Because of the design of the buildings, clusters of row houses, three story dwellings, or varying high-rise structures, CHAPD's COPS team members were encouraged to engage this densely populated community on a daily basis. It was the mandate of the COPS Team to instill a constant sense of security in the residents that would not end when patrol units left the area. The COPS Team was involved in sporting programs, monitored parks so kids could play, recreations such as the Midnight Basketball league, during and after school events, scouting, Explorer posts, trips with local youths and worked to build relationships unrelated to arrest and detainment. Bicycles and All Terrain Vehicles (ATV) were also utilized to place officers in close contact. The presence and accessibility of the COPS Team stop discourse between the community leaders and forced truces so the kids could play again. Relationships with the Local Advisory Council (LAC) improved, and better initiatives were implemented to deter crimes. The COPS Team regularly attended the CPD Beat Community Meetings to allow community members to become familiar and more comfortable with the officers in an attempt to make the police more approachable when they need to ask for help.

==Salaries==
Starting salary for CHA police officers was $29,104 in 1990 and increased to $49,723 over the next eight years.
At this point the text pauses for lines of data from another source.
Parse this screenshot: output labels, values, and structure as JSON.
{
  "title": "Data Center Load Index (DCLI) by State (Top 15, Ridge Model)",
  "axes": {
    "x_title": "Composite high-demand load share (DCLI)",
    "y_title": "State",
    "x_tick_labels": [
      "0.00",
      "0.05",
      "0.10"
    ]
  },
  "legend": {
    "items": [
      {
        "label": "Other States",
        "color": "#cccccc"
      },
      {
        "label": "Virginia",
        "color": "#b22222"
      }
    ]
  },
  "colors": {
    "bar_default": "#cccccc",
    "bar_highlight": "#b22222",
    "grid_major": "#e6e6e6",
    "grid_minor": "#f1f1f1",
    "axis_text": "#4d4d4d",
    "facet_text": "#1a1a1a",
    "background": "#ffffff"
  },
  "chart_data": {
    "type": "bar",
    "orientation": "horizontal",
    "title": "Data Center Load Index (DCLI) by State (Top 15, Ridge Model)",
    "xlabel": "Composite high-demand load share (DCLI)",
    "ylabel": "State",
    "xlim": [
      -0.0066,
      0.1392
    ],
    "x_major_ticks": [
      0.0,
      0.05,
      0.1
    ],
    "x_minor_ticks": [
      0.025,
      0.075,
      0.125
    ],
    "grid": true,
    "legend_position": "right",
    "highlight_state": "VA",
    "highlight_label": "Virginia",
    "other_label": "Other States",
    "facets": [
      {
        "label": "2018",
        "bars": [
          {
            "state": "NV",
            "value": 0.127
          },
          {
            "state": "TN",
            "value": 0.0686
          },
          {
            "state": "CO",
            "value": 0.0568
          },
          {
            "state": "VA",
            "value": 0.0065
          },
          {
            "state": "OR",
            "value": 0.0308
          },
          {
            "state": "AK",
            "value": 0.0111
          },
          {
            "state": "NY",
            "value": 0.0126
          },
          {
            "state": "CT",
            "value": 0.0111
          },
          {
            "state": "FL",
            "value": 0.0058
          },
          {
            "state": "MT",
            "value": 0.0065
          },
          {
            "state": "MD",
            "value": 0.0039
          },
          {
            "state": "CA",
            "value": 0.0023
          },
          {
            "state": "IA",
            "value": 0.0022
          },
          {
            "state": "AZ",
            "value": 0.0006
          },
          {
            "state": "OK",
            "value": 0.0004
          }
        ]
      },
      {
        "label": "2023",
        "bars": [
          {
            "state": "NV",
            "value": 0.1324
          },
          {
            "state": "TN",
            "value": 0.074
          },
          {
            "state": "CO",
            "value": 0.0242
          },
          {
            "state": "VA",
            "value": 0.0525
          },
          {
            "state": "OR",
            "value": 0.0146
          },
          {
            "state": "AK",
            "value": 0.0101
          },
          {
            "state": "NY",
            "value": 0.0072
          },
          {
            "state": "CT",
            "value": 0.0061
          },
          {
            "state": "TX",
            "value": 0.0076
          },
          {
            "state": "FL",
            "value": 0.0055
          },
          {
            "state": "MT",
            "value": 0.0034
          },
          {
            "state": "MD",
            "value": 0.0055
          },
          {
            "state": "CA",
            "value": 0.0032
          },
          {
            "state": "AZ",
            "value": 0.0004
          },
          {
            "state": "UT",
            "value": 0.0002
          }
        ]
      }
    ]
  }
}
The average patrolman's salary was $3,000 more a year than CPD's officers. Although it caused animosity between the two departments, the higher salary received by CHAPD officers proved to be a valuable tool when the Fraternal Order of Police union bargained for higher salaries for the CPD with the city. In 2017, a starting salary for the CPD is $48,078, increasing to $68,616 after one year.

==Line of Duty death==
From October 30, 1989, to October 29, 1999, the CHAPD lost only one officer in the line of duty. On Saturday, August 17, 1991, Jimmie Lamar Haynes died after being fatally wounded by sniper fire from a high-powered rifle at the Robert Taylor Homes two days earlier. A massive manhunt, including early morning sweeps of several buildings, led to the arrest of three suspects; Ellean Nance, 20, Lorenzo Guye, 18 and a 13-year-old boy.